Осуществим предобработку данных с Твиттера, чтобы отчищенный данные в дальнейшем использовать для задачи классификации. Данный датасет содержит негативные (label = 1) и нейтральные (label = 0) высказывания.
Для работы объединим train_df и test_df.

Задания:

1) Удалим @user из всех твитов с помощью паттерна "@[\w]*". Для этого создадим функцию: 
 - для того, чтобы найти все вхождения паттерна в тексте, необходимо использовать re.findall(pattern, input_txt)
 - для для замены @user на пробел, необходимо использовать re.sub()

2) Изменим регистр твитов на нижний с помощью .lower().

3) Заменим сокращения с апострофами (пример: ain't, can't) на пробел, используя apostrophe_dict. Для этого необходимо сделать функцию: для каждого слова в тексте проверить (for word in text.split()), если слово есть в словаре apostrophe_dict в качестве ключа (сокращенного слова), то заменить ключ на значение (полную версию слова).

4) Заменим сокращения на их полные формы, используя short_word_dict. Для этого воспользуемся функцией, используемой в предыдущем пункте.

5) Заменим эмотиконы (пример: ":)" = "happy") на пробелы, используя emoticon_dict. Для этого воспользуемся функцией, используемой в предыдущем пункте.

6) Заменим пунктуацию на пробелы, используя re.sub() и паттерн r'[^\w\s]'.

7) Заменим спец. символы на пробелы, используя re.sub() и паттерн r'[^a-zA-Z0-9]'.

8) Заменим числа на пробелы, используя re.sub() и паттерн r'[^a-zA-Z]'.

9) Удалим из текста слова длиной в 1 символ, используя ' '.join([w for w in x.split() if len(w)>1]).

10) Поделим твиты на токены с помощью nltk.tokenize.word_tokenize, создав новый столбец 'tweet_token'.

11) Удалим стоп-слова из токенов, используя nltk.corpus.stopwords. Создадим столбец 'tweet_token_filtered' без стоп-слов.

12) Применим стемминг к токенам с помощью nltk.stem.PorterStemmer. Создадим столбец 'tweet_stemmed' после применения стемминга.

13) Применим лемматизацию к токенам с помощью nltk.stem.wordnet.WordNetLemmatizer. Создадим столбец 'tweet_lemmatized' после применения лемматизации.

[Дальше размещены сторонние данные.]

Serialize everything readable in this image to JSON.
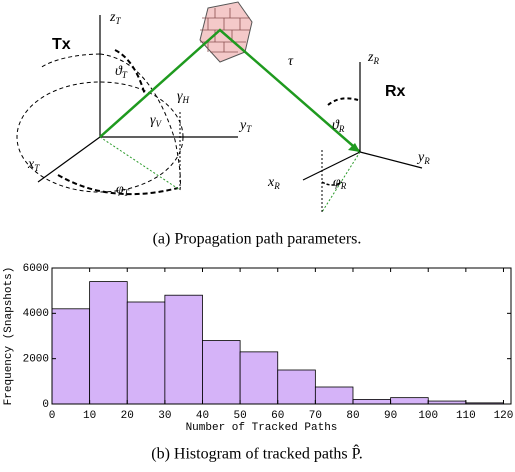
{
  "diagram": {
    "tx": "Tx",
    "rx": "Rx",
    "tau": "τ",
    "z_t": {
      "main": "z",
      "sub": "T"
    },
    "y_t": {
      "main": "y",
      "sub": "T"
    },
    "x_t": {
      "main": "x",
      "sub": "T"
    },
    "theta_t": {
      "main": "ϑ",
      "sub": "T"
    },
    "gamma_h": {
      "main": "γ",
      "sub": "H"
    },
    "gamma_v": {
      "main": "γ",
      "sub": "V"
    },
    "phi_t": {
      "main": "φ",
      "sub": "T"
    },
    "z_r": {
      "main": "z",
      "sub": "R"
    },
    "y_r": {
      "main": "y",
      "sub": "R"
    },
    "x_r": {
      "main": "x",
      "sub": "R"
    },
    "theta_r": {
      "main": "ϑ",
      "sub": "R"
    },
    "phi_r": {
      "main": "φ",
      "sub": "R"
    },
    "caption": "(a) Propagation path parameters."
  },
  "chart_data": {
    "type": "histogram",
    "bins": [
      0,
      10,
      20,
      30,
      40,
      50,
      60,
      70,
      80,
      90,
      100,
      110,
      120
    ],
    "values": [
      4200,
      5400,
      4500,
      4800,
      2800,
      2300,
      1500,
      750,
      200,
      280,
      130,
      50
    ],
    "color": "#d5b3f8",
    "xlim": [
      0,
      122
    ],
    "xticks": [
      0,
      10,
      20,
      30,
      40,
      50,
      60,
      70,
      80,
      90,
      100,
      110,
      120
    ],
    "ylim": [
      0,
      6000
    ],
    "yticks": [
      0,
      2000,
      4000,
      6000
    ],
    "xlabel": "Number of Tracked Paths",
    "ylabel": "Frequency (Snapshots)",
    "caption": "(b) Histogram of tracked paths P̂."
  }
}
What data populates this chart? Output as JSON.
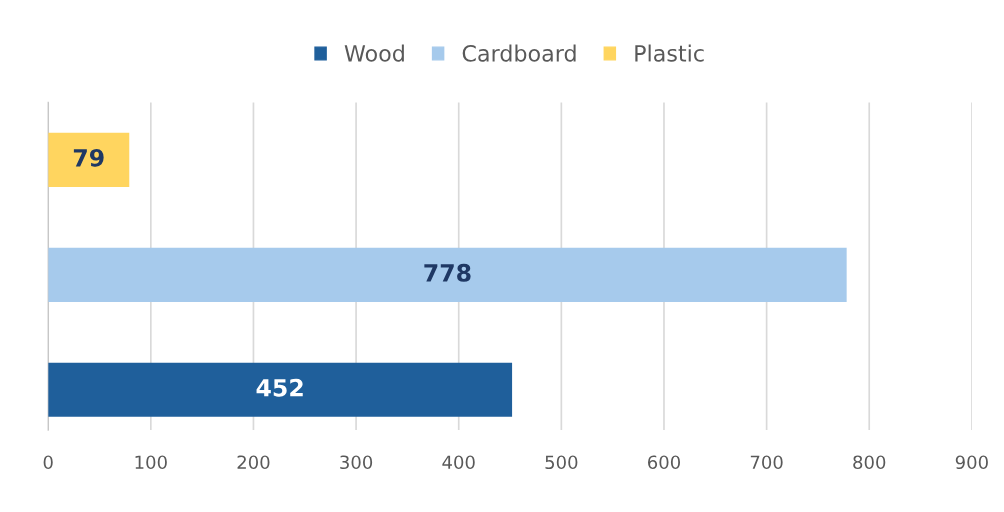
{
  "chart_data": {
    "type": "bar",
    "orientation": "horizontal",
    "categories": [
      null
    ],
    "series": [
      {
        "name": "Wood",
        "color": "#1f5f9b",
        "values": [
          452
        ]
      },
      {
        "name": "Cardboard",
        "color": "#a6caec",
        "values": [
          778
        ]
      },
      {
        "name": "Plastic",
        "color": "#ffd55f",
        "values": [
          79
        ]
      }
    ],
    "xlim": [
      0,
      900
    ],
    "xticks": [
      0,
      100,
      200,
      300,
      400,
      500,
      600,
      700,
      800,
      900
    ],
    "grid": "x",
    "legend": "top",
    "data_labels": true
  }
}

14) Сохраним результат предобработки в pickle-файл.

In [31]:
import pandas as pd
import numpy as np
import re
import matplotlib.pyplot as plt
import seaborn as sns
import nltk
import warnings 
warnings.filterwarnings("ignore", category=DeprecationWarning)
import os

from tqdm import tqdm
tqdm.pandas()

In [32]:
train_df = pd.read_csv('train_tweets.csv')
train_df.head()

Unnamed: 0,id,label,tweet
0,1,0,@user when a father is dysfunctional and is s...
1,2,0,@user @user thanks for #lyft credit i can't us...
2,3,0,bihday your majesty
3,4,0,#model i love u take with u all the time in ...
4,5,0,factsguide: society now #motivation


In [33]:
test_df = pd.read_csv('test_tweets.csv')
test_df.head()

Unnamed: 0,id,tweet
0,31963,#studiolife #aislife #requires #passion #dedic...
1,31964,@user #white #supremacists want everyone to s...
2,31965,safe ways to heal your #acne!! #altwaystohe...
3,31966,is the hp and the cursed child book up for res...
4,31967,"3rd #bihday to my amazing, hilarious #nephew..."


In [34]:
combine_df = train_df.append(test_df, ignore_index = True, sort = False)
combine_df.head()

Unnamed: 0,id,label,tweet
0,1,0.0,@user when a father is dysfunctional and is s...
1,2,0.0,@user @user thanks for #lyft credit i can't us...
2,3,0.0,bihday your majesty
3,4,0.0,#model i love u take with u all the time in ...
4,5,0.0,factsguide: society now #motivation


In [35]:
print(combine_df.info())

<class 'pandas.core.frame.DataFrame'>
RangeIndex: 49159 entries, 0 to 49158
Data columns (total 3 columns):
 #   Column  Non-Null Count  Dtype  
---  ------  --------------  -----  
 0   id      49159 non-null  int64  
 1   label   31962 non-null  float64
 2   tweet   49159 non-null  object 
dtypes: float64(1), int64(1), object(1)
memory usage: 1.1+ MB
None


1. Удалим @user из всех твитов с помощью паттерна "@[\w]*". Для этого создадим функцию: 
 - для того, чтобы найти все вхождения паттерна в тексте, необходимо использовать re.findall(pattern, input_txt)
 - для для замены @user на пробел, необходимо использовать re.sub()


In [36]:
def preprocess_1(line):
    result = re.sub(r'@[\w]*','', line)
    return result

In [37]:
combine_df['clean_tweet'] = combine_df.tweet.progress_apply(lambda x: preprocess_1(x))
combine_df.head()

100%|█████████████████████████████████| 49159/49159 [00:00<00:00, 184494.06it/s]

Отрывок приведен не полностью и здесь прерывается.